The nine justices are encouraged to review the photographs from those joyous ceremonies to understand where the country is headed, and how far politics, public opinion and, yes, the law has come.

One case involves the 1996 Defense of Marriage Act, which sought to put the federal imprimatur on marriage defined as an institution between one man and one woman.

With nine states and the District of Columbia now recognizing same-sex marriage, the federal law denies legally married couples rights and access to hundreds of benefits and prerogatives.

The United States got by for 200-plus years without federal interference in defining a valid marriage. The Defense of Marriage Act was an intrusion.

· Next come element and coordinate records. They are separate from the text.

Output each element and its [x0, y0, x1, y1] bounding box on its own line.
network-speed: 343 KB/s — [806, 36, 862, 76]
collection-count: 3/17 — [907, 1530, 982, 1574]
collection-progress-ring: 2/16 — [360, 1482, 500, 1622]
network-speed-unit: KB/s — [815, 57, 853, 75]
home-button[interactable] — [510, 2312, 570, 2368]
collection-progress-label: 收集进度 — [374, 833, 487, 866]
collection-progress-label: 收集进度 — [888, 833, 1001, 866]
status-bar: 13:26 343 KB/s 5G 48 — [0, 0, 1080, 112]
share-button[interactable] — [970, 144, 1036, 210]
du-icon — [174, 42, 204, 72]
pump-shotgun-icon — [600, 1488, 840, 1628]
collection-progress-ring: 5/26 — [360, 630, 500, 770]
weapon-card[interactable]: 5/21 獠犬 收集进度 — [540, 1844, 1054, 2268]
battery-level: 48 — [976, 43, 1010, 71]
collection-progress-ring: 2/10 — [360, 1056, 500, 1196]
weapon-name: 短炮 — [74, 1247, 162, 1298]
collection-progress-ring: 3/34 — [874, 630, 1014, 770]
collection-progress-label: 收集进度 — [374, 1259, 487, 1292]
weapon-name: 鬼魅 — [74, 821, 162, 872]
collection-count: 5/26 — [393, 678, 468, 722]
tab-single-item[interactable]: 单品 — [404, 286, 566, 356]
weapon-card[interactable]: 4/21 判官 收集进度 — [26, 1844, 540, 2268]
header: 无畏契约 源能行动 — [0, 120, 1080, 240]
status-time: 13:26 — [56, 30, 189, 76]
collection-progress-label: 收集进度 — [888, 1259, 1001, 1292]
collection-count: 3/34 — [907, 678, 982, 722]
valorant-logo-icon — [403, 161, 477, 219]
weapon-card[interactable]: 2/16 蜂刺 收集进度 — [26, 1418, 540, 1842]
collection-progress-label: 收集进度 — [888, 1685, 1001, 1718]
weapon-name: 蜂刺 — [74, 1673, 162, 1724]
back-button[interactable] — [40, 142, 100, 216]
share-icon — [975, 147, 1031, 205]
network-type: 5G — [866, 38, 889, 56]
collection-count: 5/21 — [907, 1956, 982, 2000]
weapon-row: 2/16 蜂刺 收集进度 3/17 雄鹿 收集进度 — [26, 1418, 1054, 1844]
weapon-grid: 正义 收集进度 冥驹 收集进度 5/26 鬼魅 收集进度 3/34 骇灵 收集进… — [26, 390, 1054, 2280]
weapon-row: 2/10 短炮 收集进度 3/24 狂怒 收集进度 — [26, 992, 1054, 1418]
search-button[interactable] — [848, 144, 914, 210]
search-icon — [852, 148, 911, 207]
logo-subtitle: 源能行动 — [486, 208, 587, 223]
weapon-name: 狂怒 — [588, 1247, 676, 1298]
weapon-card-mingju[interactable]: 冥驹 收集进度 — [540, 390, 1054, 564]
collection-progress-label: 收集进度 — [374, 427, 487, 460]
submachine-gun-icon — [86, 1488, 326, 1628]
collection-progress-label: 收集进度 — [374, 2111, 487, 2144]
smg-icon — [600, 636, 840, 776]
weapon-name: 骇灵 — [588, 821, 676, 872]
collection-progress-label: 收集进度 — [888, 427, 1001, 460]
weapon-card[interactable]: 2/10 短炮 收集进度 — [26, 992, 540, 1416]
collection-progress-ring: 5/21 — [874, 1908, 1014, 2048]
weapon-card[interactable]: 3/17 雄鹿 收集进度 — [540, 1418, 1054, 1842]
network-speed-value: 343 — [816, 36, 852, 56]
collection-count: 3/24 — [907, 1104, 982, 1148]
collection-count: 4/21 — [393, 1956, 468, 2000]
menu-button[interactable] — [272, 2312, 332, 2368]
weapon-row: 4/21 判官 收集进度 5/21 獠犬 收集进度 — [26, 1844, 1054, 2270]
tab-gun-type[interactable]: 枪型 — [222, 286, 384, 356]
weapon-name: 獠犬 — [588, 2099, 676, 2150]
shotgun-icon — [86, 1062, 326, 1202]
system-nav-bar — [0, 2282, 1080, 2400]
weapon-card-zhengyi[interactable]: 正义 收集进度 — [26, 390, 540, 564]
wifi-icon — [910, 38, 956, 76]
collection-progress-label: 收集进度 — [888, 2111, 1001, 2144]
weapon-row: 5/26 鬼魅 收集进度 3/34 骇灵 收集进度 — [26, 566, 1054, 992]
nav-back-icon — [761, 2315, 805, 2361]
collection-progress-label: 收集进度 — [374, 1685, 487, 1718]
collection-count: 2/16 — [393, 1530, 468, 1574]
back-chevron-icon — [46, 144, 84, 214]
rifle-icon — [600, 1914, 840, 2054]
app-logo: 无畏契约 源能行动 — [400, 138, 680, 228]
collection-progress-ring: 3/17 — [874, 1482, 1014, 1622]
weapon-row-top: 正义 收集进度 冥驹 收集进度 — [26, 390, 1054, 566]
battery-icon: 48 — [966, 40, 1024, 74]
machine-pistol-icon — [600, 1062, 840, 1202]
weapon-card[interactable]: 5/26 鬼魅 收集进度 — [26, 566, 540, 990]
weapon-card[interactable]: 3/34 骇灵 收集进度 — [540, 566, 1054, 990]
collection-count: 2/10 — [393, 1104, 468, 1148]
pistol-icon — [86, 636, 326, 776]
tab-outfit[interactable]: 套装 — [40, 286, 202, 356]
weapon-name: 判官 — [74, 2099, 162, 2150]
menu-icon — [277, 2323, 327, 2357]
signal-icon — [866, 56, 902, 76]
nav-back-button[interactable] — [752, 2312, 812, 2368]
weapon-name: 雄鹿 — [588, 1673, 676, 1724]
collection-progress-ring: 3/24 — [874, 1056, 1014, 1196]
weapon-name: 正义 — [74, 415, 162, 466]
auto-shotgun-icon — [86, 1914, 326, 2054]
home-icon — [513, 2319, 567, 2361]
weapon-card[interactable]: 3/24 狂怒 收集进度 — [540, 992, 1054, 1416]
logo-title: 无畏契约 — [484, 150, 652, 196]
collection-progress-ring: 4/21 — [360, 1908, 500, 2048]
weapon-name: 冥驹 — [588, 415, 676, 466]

Eliminating DOMA touches on many issues for gay and lesbian families, from taxes to Social Security benefits. Another less-recognized benefit is immigration law related to married couples.

Repeal of that law, by California’s Proposition 8, was also accepted for review. The judicial matrix for same-sex marriage, and arguments for marriage as a fundamental right, could get more legally complex.

The high court could defer to lower court findings and agree that Proposition 8 overstepped, but say the ruling applies only to California. The court could decide that Proposition 8 violates the Constitution and puts the laws in some 31 states that ban same-sex marriage at risk.

The court also could recognize life as it is in the 21st century. Marriage is a fundamental right, and a group of citizens and their families have been discriminated against. It should do the right thing.

A ruling is expected in June, traditionally a great month for weddings. Perfect.